Binnen de leerstoel maken klinisch technologen en biomedische ingenieurs van de TU Delft kennis met zorgprocessen. Omgekeerd leren artsen in opleiding van Reinier de Graaf over innovatieve technologie.

De eerste hoogleraar die de Reinier de Graaf-leerstoel invulling geeft is traumachirurg Maarten van der Elst. Naast zijn werk als chirurg in het ziekenhuis is hij al tien jaar betrokken bij verschillende onderzoeksprojecten en PhD-trajecten binnen de TU Delft. In zijn nevenfunctie als hoogleraar zal hij wetenschappelijk onderzoek stimuleren, begeleiden en de resultaten implementeren in de zorgpraktijk.

In hoog tempo nemen de medisch-technologische interventies in de zorg toe. Robotisering, digitalisering en Kunstmatige Intelligentie worden steeds verder ontwikkeld. “ Het is van belang dat nieuwe zorgtechnologie van te voren goed wordt onderzocht op toegevoegde waarde.”, zegt Carina Hilders, directeur van het Reinier de Graaf ziekenhuis. “Wat heeft de patiënt er aan?

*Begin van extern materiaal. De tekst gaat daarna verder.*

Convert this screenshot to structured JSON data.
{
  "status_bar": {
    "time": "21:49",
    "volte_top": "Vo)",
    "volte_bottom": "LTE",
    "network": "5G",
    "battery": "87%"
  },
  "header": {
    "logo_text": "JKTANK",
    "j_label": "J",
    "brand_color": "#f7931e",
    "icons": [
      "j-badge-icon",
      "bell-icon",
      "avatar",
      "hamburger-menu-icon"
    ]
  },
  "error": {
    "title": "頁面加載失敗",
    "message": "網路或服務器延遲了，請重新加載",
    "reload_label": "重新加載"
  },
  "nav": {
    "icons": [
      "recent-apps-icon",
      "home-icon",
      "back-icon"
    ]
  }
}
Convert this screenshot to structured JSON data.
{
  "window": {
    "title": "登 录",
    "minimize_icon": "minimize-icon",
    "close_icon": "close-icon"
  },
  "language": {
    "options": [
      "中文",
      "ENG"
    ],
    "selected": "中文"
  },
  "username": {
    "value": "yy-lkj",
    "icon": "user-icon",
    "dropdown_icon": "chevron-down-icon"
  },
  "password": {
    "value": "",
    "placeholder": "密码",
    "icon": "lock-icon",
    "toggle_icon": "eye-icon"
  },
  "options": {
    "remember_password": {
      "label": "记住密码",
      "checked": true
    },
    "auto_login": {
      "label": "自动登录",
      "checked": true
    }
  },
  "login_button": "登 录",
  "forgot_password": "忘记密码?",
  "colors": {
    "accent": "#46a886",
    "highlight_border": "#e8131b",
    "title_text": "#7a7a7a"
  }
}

Is het product veilig en maakt het de zorg niet te duur? Verbetering van zorg door technologie maakt een grotere kans om succesvol te zijn wanneer niet alleen technologen, maar ook de arts nauw bij de ontwikkeling betrokken is. Als topklinisch ziekenhuis, doen we veel aan gemeenschappelijk wetenschappelijk onderzoek en innovatie. Deze leerstoel zet onze visie kracht bij. Samen leren en innoveren we om de kwaliteit van zorg niet alleen nu, maar ook in de toekomst verder te verbeteren.”